Doch werfen wir, bevor wir uns dem eigentlichen Thema zuwenden, einen Blick auf die Umschlaggestaltung. Interessierten, die nach einem gelungenen Ratgeber zu Social Media suchen, dürfte das Buch wenigstens in der Buchhandlung kaum auffallen: Das Cover-Design erinnert eher an ein Kindermalbuch, als an ein kompetentes Nachschlagewerk. Doch wie heißt es noch so schön: Man soll ein Buch nicht nach seinem Deckel beurteilen. Hinter diesem – zugegebenermaßen – schlichtem Cover verbergen sich die geballten Erkenntnisse des Twittwoch e.V., für den unter anderem die beiden Autoren Pate stehen – Webevangelist Pfeiffer als Mitglied des Vereinsvorstands und Koch von der Marketing-Agentur keksbox als erfahrener Twittwoch-Referent.
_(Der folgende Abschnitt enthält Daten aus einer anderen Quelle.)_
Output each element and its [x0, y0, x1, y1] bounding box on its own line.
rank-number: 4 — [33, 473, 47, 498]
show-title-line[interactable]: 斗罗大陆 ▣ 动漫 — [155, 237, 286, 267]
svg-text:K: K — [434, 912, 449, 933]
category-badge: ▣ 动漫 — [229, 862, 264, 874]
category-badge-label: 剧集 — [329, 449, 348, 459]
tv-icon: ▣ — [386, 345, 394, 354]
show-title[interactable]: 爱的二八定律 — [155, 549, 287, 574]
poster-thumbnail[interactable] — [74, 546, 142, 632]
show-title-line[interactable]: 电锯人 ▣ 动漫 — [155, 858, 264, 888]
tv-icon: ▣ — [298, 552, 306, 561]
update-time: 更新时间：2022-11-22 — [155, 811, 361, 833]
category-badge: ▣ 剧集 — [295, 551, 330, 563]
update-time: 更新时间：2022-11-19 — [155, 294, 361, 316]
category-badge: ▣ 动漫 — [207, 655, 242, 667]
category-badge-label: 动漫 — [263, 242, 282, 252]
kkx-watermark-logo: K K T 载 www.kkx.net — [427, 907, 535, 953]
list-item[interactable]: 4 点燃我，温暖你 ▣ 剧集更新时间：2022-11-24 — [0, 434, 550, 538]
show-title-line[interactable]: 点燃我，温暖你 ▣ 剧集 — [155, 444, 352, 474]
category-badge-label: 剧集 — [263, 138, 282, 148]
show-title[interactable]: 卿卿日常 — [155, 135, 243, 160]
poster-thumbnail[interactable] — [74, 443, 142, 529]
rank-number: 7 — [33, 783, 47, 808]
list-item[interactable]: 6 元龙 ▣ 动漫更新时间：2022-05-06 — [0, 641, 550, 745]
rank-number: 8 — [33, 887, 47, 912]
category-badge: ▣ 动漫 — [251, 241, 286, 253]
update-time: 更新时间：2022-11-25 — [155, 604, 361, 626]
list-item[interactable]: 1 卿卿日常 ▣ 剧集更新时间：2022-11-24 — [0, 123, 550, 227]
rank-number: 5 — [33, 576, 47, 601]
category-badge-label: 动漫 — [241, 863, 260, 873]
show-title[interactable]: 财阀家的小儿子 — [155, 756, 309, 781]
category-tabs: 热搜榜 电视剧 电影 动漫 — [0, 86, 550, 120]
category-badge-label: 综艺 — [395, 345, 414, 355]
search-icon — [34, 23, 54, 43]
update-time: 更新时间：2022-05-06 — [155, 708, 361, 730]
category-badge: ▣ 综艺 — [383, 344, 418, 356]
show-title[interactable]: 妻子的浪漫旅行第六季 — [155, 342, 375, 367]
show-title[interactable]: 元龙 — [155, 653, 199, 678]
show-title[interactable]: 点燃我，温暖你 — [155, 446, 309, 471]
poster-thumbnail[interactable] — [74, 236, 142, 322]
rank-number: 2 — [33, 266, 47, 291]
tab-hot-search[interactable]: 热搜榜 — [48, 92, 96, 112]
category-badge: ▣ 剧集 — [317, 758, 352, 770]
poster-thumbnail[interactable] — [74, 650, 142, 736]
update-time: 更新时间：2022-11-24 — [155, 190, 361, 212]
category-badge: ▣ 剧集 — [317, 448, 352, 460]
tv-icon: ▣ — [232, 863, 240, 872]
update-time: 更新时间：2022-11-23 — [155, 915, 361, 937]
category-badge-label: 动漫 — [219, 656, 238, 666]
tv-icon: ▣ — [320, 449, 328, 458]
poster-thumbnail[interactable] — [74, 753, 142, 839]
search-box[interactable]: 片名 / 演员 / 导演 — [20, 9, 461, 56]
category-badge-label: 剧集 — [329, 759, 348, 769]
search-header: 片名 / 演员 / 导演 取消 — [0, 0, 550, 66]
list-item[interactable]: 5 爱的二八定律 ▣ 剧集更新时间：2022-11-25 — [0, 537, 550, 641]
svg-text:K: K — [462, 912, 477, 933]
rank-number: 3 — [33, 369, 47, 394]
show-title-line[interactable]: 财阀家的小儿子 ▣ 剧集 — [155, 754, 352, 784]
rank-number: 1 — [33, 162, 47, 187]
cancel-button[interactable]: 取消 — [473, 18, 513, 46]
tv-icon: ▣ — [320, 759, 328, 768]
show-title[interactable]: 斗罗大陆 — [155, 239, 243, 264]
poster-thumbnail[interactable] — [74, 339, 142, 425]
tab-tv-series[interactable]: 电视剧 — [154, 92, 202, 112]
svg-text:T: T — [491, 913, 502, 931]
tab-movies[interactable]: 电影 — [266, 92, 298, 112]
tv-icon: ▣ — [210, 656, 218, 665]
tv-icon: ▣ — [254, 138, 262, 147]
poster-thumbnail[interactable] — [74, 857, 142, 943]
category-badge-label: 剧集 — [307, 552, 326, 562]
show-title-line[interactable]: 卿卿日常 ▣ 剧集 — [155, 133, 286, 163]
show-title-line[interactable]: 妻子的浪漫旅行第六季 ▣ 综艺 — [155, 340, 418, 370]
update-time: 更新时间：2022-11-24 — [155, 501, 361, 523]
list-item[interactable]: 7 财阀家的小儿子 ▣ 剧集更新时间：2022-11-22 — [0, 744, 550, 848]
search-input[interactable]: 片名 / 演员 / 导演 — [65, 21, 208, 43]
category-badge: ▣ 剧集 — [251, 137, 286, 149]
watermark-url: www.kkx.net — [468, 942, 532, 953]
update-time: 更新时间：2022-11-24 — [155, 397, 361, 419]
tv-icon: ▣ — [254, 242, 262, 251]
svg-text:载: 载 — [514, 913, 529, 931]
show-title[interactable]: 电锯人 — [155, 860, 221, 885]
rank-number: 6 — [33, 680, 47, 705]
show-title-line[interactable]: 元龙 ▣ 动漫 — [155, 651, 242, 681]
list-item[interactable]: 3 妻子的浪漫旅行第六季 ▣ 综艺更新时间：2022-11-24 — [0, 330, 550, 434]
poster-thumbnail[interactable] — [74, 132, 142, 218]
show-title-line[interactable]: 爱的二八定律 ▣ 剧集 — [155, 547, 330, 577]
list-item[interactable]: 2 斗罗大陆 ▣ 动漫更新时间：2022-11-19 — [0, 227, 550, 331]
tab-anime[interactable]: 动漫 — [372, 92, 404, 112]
Wenn sich jemand den Fragen eines Social Media-Interessierten stellen kann, wer dann?
Und beim Stichwort "Fragen" sind wir auch direkt beim Inhalt, denn – man bedenke die übertrieben lange Auflistung aus dem ersten Absatz – wenigstens 131 dieser Fülle will Social Media beantworten. Jedes Kapitel widmet sich einem bestimmten Problem, das speziell Business-Anwender beschäftigen dürfte. Mit welchem Tool kann ich im Team twittern? Hafte ich für strafbare Kommentare in meinen Social-Media-Kanälen? Wie kann ich YouTube für mein Unternehmen nutzen? Wie setze ich Twitter-Listen sinnvoll ein oder welchen Client soll ich verwenden? Kurze und präzise Antworten mit weiterführenden Links, Details, wo sie errforderlich sind sowie jeder Menge Anregung, Inspiration, Tipps und Tricks erwecken dabei den Eindruck althergebrachter FAQs.
Selbstverständlich reiht man nicht einfach eine Frage an die nächste, sondern geht mit System vor. Ausgehend vom Allgemeinen, dem Thema "Social Media", geht man zum Speziellen vor, wie den einzelnen Diensten, ihren Anwendungsmöglichkeiten und -bereichen. Was von unerfahrenen Lesern, die sich einen Überblick verschaffen wollen, in hohem Maße als Stärke wahrgenommen werden kann, entpuppt sich erfahreneren Lesern jedoch als deutliche Schwäche: Wer sich mit dem Thema "Social Media" eingängig befasst, dem erscheint die klare Gliederung zu weitläufig und die knappen Kapitel zu oberflächlich. Zwar geht man an vielen Stellen ins Detail, die Fragen von Profis bleiben dagegen unbeantwortet.
Bei all der vielen Fragerei bleibt abschließend somit eine offen, die das Buch nicht beantwortet: Wer soll Social Media kaufen? Hier springen wir gerne in die Bresche. Social Media empfiehlt sich jedem, der darüber nachdenkt, Social Media in seinem Unternehmen einzusetzen, dem aber noch der nötige Überblick fehlt. Derjenige wird nicht nur Antworten finden, sondern auch Spaß an dem Thema und Lust auf mehr. Und ganz nebenbei: Falls doch mal eine Frage offen bleiben sollte, kann man diese noch bis zum 30. März nachträglich über den eigens dafür eingerichteten Formspring-Account AWSocialMedia stellen.